Uma questão é a questão mais normativa, que tem a ver com até que ponto é que é legítimo uma democracia impedir a expressão de um certo tipo de ideias que são consideradas contrárias a valores centrais da democracia? Outra questão é até que ponto é que proibir essa expressão resulta ou não? São questões diferentes. Ou seja, eu acho que a minha posição pessoal enquanto cidadão é que é perfeitamente legítimo proibir posições xenófobas, posições antidemocráticas, porque isso vai atentar contra a segurança e a liberdade de outro tipo de grupos. Acho que isto é perfeitamente compatível com as balizas daquilo que é o sistema democrático. Uma questão mais complicada é até que ponto é que isto funciona ou até que ponto é que dá mais força a esses grupos, precisamente por essa questão de que estávamos a falar - ou seja, depois eles terem maior possibilidade de se vitimizarem, etc. O que eu quero dizer é que, enquanto cidadão, eu estaria perfeitamente bem com o Estado proibir este tipo de ideias desde que isso funcionasse.
Sim, esta discussão está muito em alta na Alemanha, por exemplo, o que me leva à questão de Portugal. É recorrente o discurso de que o Tribunal Constitucional deveria ter chumbado o Chega. O que pensa sobre isso?
É uma questão complicada também. Há um académico, meu colega em Oxford, que se chama Giovanni Capoccia, que estuda muito esta ideia de como é que as democracias podem combater atores que são iliberais e antidemocráticos. Ele tem uma ideia que eu acho que é muito interessante e que ajuda um bocadinho a pensar esta questão. É a ideia de um paradoxo temporal: o momento em que se pode fazer alguma coisa para parar estes atores é no início. Ou seja, era o Tribunal Constitucional ter chumbado o Chega da primeira vez nas eleições. É um momento em que ainda há muito poucas provas de que estes atores são iliberais. E depois, o momento em que as provas se acumulam e já é mais fácil fazer o argumento de que estes atores representam uma ameaça ao funcionamento da democracia, é um momento em que elas já são demasiado grandes para as chumbar. E depois, há um momento em que, se calhar, há provas suficientes e ainda há a generalidade da oportunidade para chumbar, mas é muito difícil saber qual é.

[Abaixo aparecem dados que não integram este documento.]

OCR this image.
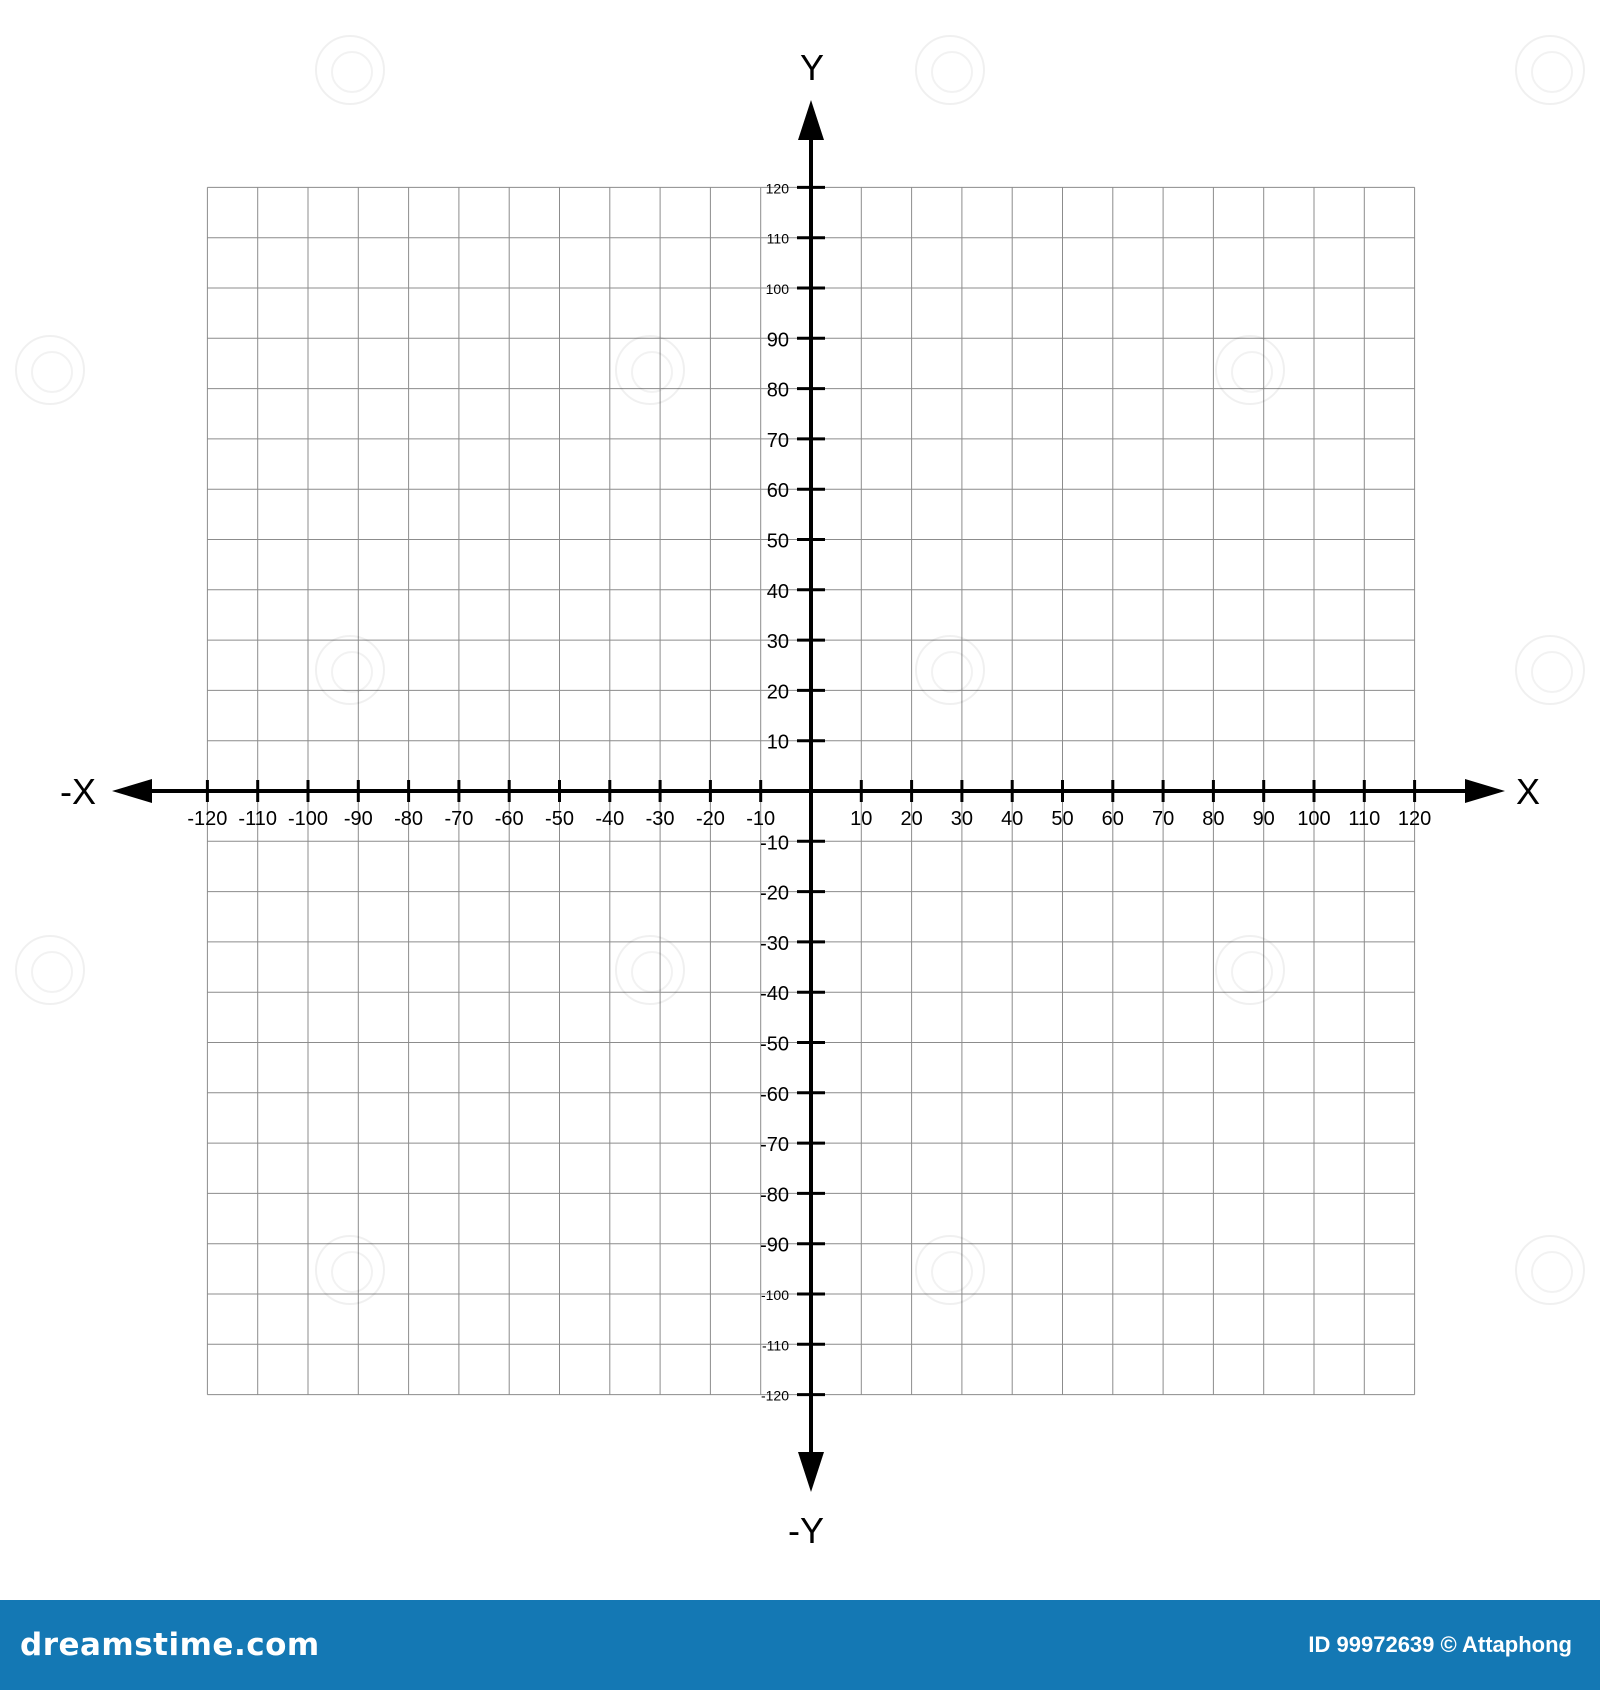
-120 -110 -100 -90 -80 -70 -60 -50 -40 -30 -20 -10	10 20 30 40 50 60 70 80 90 100 110 120
-120
-110
-100
-90
-80
-70
-60
-50
-40
-30
-20
-10
10
20
30
40
50
60
70
80
90
100
110
120
Y
-Y
X
-X
dreamstime.com	ID 99972639 © Attaphong
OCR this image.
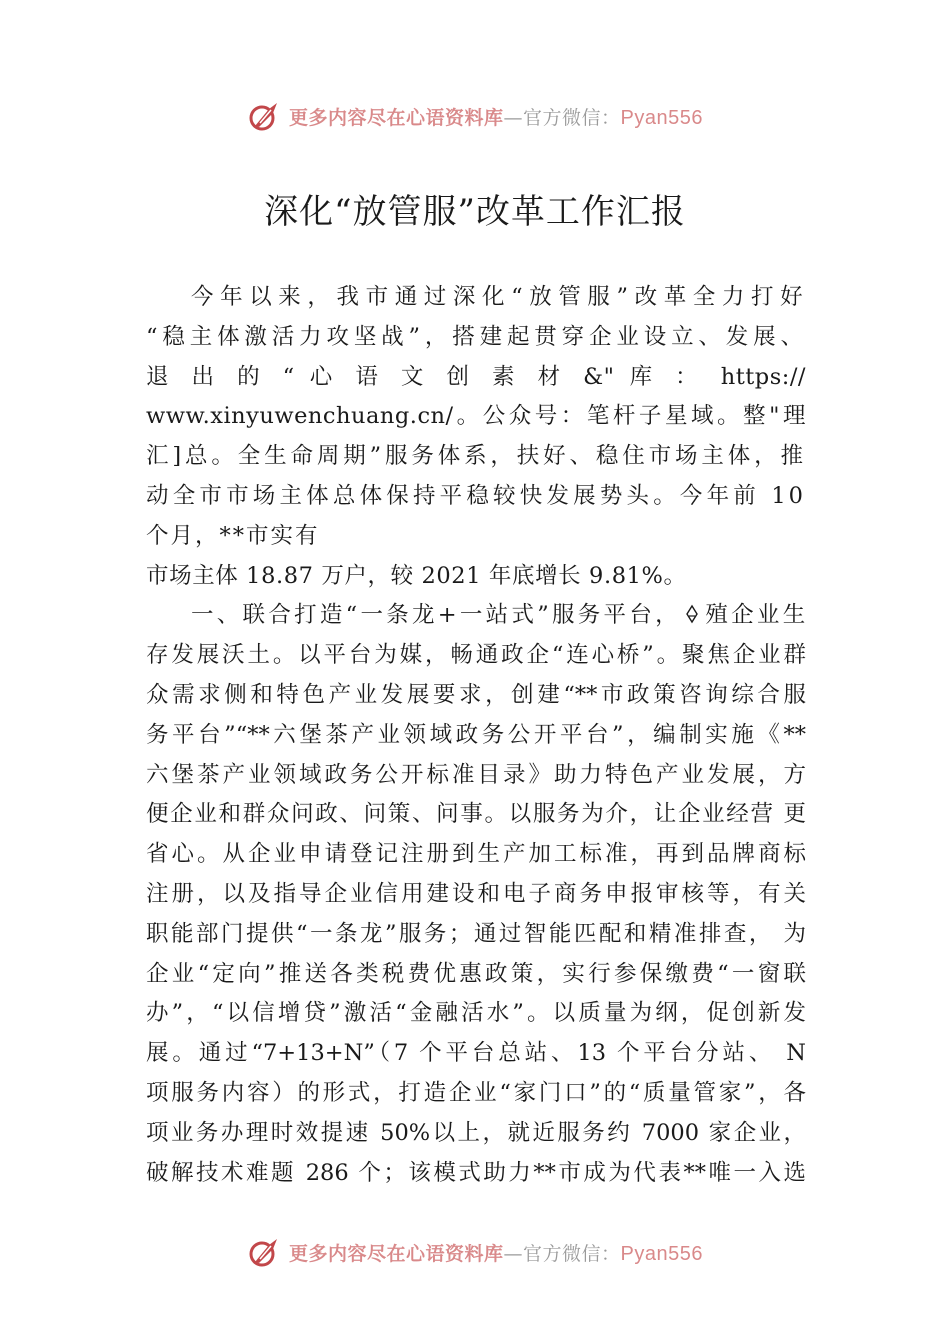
更多内容尽在心语资料库—官方微信：Pyan556
深化“放管服”改革工作汇报

今年以来，我市通过深化“放管服”改革全力打好
“稳主体激活力攻坚战”，搭建起贯穿企业设立、发展、
退 出 的 “ 心 语 文 创 素 材 &" 库 ： https://
www.xinyuwenchuang.cn/。公众号：笔杆子星域。整"理
汇]总。全生命周期”服务体系，扶好、稳住市场主体，推
动全市市场主体总体保持平稳较快发展势头。今年前 10
个月，**市实有

市场主体 18.87 万户，较 2021 年底增长 9.81%。

一、联合打造“一条龙+一站式”服务平台， 殖企业生
存发展沃土。以平台为媒，畅通政企“连心桥”。聚焦企业群
众需求侧和特色产业发展要求，创建“**市政策咨询综合服
务平台”“**六堡茶产业领域政务公开平台”，编制实施《**
六堡茶产业领域政务公开标准目录》助力特色产业发展，方
便企业和群众问政、问策、问事。以服务为介，让企业经营 更
省心。从企业申请登记注册到生产加工标准，再到品牌商标
注册，以及指导企业信用建设和电子商务申报审核等，有关
职能部门提供“一条龙”服务；通过智能匹配和精准排查， 为
企业“定向”推送各类税费优惠政策，实行参保缴费“一窗联
办”，“以信增贷”激活“金融活水”。以质量为纲，促创新发
展。通过“7+13+N”（7 个平台总站、13 个平台分站、 N
项服务内容）的形式，打造企业“家门口”的“质量管家”，各
项业务办理时效提速 50%以上，就近服务约 7000 家企业，
破解技术难题 286 个；该模式助力**市成为代表**唯一入选

更多内容尽在心语资料库—官方微信：Pyan556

Eu concordo, novamente, se pensarmos de uma forma constitucionalista do que é que funciona e o que é que não funciona, eu acho que o momento para agir tem de ser no início. Por exemplo, se o Tribunal Constitucional tivesse chumbado este partido num momento em que ainda era pequeno, ainda tinha pouca implantação na sociedade e nas redes sociais, etc.... Eu acho que proibi-lo agora seria contraproducente, porque só aumentaria ainda mais a sua popularidade. Por isso, penso que, para que chumbar ou proibir partidos tenha algum efeito, tem de ser feito muito no início. Se já existem essas ideias, tem de haver uma reorganização do sistema político, por estar a aparecer um partido deste género, diferente, que de alguma forma consegue mobilizar-se para que as pessoas acabem por votar nele. Novamente, a partir do momento em que as pessoas já se associam, já têm essas ideias, simplesmente bloquear a expressão dessas ideias eleitoralmente não vai mudar as pessoas e parece-me que é o grande desafio.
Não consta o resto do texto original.